The yellow-green butterflies have exited stage left. Now the black witch moths have entered in their place.
Dubbed locally as the “mariposa de la muerte” or “butterfly of death,” the Majanás are moths that have begun to appear across Yucatan, carrying with them a bit of local lore. Many think their appearance is ominous, perhaps even foreshadowing death. Or one fluttering moth that approaches could be a deceased relative staying for a surprise visit. Others think it is a harbinger of rain.
These nocturnal creatures are named based on the Maya phrase, “X’mahan Hah,” one who lives in someone else’s house.
Indeed, they tend to find themselves inside homes. They might perch on a wall or ceiling and remain still for hours.

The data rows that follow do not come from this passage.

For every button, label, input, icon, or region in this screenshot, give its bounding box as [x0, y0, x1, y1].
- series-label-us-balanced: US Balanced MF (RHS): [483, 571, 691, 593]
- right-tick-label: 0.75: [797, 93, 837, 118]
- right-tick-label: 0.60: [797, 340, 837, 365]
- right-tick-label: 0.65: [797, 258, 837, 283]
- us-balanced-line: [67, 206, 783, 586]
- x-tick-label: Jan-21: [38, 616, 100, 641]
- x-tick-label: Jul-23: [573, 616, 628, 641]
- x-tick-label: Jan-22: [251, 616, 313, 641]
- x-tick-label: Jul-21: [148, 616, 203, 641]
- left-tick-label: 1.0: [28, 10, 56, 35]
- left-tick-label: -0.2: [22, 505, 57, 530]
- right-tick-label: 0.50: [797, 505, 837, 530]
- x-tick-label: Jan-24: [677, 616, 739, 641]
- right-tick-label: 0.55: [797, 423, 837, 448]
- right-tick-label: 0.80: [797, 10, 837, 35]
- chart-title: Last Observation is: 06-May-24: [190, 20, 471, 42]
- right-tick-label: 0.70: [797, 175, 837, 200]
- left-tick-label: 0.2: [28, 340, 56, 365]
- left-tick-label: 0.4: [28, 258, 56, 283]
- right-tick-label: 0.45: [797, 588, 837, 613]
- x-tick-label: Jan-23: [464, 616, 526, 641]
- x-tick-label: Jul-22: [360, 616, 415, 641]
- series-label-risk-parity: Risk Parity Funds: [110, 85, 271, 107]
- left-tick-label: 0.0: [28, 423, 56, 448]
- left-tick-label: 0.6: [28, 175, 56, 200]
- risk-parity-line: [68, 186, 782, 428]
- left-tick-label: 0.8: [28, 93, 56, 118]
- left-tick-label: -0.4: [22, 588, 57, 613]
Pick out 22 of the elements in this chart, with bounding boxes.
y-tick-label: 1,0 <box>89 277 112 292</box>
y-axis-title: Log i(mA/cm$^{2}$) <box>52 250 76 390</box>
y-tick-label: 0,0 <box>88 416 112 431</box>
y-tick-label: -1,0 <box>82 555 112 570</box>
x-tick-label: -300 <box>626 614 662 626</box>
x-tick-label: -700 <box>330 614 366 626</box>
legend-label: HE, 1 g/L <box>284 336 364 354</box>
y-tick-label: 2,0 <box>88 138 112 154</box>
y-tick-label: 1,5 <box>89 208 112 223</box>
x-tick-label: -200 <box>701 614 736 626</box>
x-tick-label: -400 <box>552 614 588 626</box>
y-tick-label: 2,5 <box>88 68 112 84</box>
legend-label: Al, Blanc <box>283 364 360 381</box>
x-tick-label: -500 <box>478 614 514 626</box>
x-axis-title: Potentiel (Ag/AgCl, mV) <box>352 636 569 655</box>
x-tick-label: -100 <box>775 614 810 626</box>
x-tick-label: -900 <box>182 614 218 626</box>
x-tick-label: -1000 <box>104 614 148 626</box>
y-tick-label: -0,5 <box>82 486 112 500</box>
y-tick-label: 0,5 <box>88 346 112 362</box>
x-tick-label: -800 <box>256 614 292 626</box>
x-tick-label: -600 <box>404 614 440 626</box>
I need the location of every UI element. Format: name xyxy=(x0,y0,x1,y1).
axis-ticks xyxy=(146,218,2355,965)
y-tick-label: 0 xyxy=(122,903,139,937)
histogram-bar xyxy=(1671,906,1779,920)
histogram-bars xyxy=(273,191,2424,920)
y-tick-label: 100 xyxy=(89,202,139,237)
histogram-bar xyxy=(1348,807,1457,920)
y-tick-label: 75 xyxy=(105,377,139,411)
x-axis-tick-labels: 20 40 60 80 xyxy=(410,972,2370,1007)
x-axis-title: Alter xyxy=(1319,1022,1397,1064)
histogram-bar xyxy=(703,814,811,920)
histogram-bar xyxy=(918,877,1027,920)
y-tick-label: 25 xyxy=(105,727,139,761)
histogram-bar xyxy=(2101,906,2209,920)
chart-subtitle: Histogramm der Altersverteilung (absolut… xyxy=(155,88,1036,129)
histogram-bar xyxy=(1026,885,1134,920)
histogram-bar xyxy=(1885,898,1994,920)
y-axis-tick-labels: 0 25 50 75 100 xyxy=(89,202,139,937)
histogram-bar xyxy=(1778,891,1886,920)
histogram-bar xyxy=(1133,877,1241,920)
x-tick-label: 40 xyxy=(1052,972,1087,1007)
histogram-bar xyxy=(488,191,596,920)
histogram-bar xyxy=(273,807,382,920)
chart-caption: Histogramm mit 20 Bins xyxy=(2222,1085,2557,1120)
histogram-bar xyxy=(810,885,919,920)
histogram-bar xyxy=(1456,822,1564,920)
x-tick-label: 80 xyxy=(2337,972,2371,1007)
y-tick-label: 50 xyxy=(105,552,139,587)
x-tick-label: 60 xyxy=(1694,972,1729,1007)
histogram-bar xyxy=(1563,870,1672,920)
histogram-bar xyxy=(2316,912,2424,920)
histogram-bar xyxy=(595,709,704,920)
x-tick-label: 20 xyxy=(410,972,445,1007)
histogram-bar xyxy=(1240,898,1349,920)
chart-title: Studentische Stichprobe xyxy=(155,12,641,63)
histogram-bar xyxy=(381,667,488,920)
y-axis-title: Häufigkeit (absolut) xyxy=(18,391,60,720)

The species can measure up to 20 centimeters from end to end when its wings are fully extended. Due to their erratic movements, they are confused in the dark with bats, which only provokes more trepidation.
They also appear in central Mexico, where they are also known by their Nahuatl name, “mictlanpapalotl,” or “butterfly from the country of the dead.” So there, too, their existence is associated with death. In parts of Mexico, some people joke that if one flies over someone’s head, the person will lose his hair.
In Colombia, they are thought to be sorceresses who died, but failing to enter Heaven, returned to Earth as black witch moths.
But in the Bahamas, they are considered good luck. If one lands on you, it means money is coming. In Texas, if one appears at your door, it’s a good omen and time to buy a lottery ticket.
Scientists and ecologists implore the public not to kill or capture Majanás because among other important tasks, they join the bees in the act of pollination. That is, when they’re not lingering on someone’s ceiling.